Ela não é perfeita.
Nem tenta ser.
Ela não se encaixa no molde da mãe exemplar, da filha ideal, da parceira que diz “sim” e concorda com tudo.
Ela já tentou!
Tentou caber. Tentou se conter. Tentou agradar.
Tentou amar os outros mais do que a si mesma.
Tentou silenciar o chamado.
Falhou.
Porque quando uma mulher é escolhida pelo despertar — ela não consegue mais fingir que não sente.
Ela sente tudo.
O grito que ninguém escuta.
O silêncio que ninguém aguenta.
A dor coletiva, o peso ancestral, a urgência de curar o que foi escondido por gerações.
Ela sente o choro das mulheres que ainda se calam.
Ela sente o gozo que foi roubado de corpos inteiros.
Ela sente o cansaço de manter máscaras.
Ela sente a força que pulsa entre as pernas e pede pra renascer.
Ela escolheu? Ou foi escolhida?
Mas uma vez que entrou, não teve mais volta.
Essa mulher não vive na superfície.
Ela mergulha.
Ela mergulha nas próprias sombras, na raiva, no sangue seco das memórias.
Ela olha para suas feridas e não finge que estão cicatrizadas.
Ela volta pra caverna, pra carne, pro ventre, para ouvir o que ninguém quer ouvir.
Ela virou ponte.
Ela virou oráculo.
Ela virou abrigo para outras mulheres que também sentem que não dá mais pra viver uma vida morna, uma sexualidade engessada, uma feminilidade domesticada.
Ela não quer mais isso.
E não quer que você queira também.
Mas isso cobra um preço.
Ela nem sempre consegue estar presente.
Às vezes some. Às vezes cansa.
Às vezes desaponta os que mais ama.
Porque ela está ocupada ouvindo mensagens que só se captam com o corpo vibrando, gozando com alma,
com o coração aberto,
com os pés na terra e o útero acordado.
Ela não está nos lugares em que se esperava que ela estivesse.
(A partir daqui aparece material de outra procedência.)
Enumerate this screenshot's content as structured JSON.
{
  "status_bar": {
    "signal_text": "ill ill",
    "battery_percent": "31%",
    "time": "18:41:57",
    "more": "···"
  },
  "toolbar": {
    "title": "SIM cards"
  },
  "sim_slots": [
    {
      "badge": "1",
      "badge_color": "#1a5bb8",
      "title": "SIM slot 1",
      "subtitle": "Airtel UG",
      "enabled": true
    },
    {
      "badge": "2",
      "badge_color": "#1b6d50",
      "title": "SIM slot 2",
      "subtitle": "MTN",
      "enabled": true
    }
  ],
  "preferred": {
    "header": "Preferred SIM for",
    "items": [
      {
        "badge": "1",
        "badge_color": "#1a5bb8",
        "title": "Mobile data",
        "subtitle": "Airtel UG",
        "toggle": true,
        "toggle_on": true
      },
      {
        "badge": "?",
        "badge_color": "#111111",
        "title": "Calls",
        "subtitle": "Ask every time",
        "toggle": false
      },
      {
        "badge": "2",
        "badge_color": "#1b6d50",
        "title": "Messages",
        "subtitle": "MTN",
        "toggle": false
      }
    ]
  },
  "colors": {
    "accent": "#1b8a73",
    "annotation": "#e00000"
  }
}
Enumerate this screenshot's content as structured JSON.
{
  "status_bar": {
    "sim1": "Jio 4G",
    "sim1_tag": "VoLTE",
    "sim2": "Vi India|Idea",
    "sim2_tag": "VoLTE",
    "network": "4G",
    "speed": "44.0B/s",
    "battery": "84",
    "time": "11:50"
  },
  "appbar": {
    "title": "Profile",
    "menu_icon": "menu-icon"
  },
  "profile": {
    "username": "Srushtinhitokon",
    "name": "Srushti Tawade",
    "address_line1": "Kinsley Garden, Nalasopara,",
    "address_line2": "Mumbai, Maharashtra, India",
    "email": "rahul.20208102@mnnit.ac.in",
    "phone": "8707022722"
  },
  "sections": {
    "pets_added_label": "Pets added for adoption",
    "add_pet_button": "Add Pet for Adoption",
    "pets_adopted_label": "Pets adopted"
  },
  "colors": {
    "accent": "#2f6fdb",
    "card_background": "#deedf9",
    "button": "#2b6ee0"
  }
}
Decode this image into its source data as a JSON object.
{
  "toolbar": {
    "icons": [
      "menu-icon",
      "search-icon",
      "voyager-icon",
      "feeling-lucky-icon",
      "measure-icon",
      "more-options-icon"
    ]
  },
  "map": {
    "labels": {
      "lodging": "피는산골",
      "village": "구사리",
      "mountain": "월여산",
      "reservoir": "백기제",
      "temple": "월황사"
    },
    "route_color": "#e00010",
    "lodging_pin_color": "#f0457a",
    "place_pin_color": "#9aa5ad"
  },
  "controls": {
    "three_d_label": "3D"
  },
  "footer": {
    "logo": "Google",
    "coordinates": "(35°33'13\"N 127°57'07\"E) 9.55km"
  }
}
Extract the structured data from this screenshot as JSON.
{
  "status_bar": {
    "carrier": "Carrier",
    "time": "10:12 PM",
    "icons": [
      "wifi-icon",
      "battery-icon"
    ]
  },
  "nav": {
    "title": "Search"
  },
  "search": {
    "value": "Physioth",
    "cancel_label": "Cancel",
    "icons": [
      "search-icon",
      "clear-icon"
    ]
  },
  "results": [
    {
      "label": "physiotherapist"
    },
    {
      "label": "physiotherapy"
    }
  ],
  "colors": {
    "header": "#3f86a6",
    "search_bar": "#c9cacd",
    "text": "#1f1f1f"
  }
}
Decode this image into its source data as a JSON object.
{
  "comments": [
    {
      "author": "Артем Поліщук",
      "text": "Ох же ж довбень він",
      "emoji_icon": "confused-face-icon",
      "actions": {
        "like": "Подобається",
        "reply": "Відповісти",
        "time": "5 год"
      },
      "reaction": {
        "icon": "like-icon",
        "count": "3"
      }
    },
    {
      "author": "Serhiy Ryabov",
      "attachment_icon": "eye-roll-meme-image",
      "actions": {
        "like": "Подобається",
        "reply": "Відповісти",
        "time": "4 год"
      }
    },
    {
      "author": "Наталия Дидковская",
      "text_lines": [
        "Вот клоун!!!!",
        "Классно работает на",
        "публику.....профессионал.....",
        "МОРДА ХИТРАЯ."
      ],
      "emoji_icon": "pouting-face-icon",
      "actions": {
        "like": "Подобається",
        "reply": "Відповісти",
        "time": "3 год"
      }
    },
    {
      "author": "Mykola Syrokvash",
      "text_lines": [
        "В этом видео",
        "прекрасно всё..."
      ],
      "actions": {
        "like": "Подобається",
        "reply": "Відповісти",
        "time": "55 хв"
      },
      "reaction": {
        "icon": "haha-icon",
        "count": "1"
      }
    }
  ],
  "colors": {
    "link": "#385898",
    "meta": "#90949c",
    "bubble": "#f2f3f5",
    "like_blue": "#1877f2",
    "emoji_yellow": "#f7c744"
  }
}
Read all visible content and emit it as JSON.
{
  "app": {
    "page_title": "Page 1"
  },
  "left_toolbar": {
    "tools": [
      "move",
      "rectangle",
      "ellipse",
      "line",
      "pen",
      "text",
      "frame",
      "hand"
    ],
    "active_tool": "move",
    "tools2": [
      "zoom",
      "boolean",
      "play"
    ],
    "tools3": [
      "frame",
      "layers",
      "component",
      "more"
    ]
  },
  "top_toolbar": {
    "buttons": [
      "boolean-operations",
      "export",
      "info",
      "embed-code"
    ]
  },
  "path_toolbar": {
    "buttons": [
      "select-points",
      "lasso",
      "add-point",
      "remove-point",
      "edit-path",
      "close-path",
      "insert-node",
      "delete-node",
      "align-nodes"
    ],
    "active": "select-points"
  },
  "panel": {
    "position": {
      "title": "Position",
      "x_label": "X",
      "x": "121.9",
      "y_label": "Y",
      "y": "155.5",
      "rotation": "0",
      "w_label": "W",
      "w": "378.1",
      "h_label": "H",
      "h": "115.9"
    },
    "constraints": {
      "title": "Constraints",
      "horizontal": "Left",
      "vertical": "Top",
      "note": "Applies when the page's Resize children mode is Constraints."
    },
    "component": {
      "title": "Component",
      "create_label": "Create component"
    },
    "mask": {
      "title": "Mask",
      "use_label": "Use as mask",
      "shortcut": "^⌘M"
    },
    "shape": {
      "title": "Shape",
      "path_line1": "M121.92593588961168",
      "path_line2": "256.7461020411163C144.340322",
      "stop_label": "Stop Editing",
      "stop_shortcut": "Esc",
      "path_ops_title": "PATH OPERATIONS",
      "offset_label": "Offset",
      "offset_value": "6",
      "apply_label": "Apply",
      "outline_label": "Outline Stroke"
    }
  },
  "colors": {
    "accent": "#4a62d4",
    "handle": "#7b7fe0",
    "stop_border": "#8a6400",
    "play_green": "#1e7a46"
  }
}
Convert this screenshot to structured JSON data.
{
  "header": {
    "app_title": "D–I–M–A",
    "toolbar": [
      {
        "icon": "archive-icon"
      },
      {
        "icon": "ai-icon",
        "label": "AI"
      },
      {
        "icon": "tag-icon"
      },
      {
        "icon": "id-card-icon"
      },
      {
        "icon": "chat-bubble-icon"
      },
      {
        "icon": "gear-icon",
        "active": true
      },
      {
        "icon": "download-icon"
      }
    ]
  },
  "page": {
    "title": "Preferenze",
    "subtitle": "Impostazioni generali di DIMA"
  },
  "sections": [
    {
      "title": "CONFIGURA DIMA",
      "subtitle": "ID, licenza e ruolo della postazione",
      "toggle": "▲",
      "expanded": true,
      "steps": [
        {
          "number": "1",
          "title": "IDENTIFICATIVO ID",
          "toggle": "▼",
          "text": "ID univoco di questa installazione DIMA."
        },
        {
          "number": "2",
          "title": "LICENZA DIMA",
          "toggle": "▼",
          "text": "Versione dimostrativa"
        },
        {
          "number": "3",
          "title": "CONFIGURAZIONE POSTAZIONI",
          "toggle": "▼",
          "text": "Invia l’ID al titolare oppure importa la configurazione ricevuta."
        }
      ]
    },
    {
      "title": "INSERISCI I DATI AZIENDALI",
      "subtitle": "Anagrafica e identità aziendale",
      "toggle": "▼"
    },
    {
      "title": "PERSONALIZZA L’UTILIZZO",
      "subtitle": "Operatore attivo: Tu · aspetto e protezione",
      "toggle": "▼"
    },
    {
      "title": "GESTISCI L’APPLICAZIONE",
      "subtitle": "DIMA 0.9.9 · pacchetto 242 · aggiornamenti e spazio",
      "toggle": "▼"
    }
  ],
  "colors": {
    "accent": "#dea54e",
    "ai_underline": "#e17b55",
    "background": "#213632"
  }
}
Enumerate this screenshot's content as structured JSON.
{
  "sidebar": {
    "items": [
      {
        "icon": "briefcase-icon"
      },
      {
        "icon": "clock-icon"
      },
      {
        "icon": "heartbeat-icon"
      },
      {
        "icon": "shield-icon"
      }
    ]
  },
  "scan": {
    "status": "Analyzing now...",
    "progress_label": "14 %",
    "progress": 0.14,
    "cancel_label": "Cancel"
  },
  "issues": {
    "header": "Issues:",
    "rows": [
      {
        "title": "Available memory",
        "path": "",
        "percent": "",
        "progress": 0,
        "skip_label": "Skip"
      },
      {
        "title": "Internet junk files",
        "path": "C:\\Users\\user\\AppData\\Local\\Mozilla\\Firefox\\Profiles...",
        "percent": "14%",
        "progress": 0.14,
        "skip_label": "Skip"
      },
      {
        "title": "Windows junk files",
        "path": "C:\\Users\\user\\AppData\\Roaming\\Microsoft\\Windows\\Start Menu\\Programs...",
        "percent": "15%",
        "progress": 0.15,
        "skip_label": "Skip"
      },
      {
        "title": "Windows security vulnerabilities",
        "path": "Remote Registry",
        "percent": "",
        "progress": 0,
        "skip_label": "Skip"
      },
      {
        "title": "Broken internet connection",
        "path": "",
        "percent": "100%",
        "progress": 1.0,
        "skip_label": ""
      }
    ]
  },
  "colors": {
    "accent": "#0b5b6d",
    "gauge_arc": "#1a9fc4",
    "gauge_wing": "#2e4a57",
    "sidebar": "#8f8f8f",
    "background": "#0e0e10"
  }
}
Porque está em outro lugar.
Na entrelinha. No submundo. No sagrado.
Ela virou fogo.
Virou cura.
Virou canal.
Ela não tem tempo para seguir roteiro.
Enquanto o mundo corre, ela silencia.
Enquanto todos correm para produzir, ela para para sentir.
Enquanto todos falam, ela sente as palabras.
E quando fala, não é ela quem fala.
É uma voz mais antiga, mais funda, mais selvagem.
Ela não guia com fórmulas.
Ela guia com verdade.
Ela acolhe com presença.
Ela mostra o caminho porque ela já caiu, já se perdeu, já renasceu.
Ela é a mulher que escolheu ouvir o que o mundo ignora.
E dedicar sua vida a acordar as que ainda dormem.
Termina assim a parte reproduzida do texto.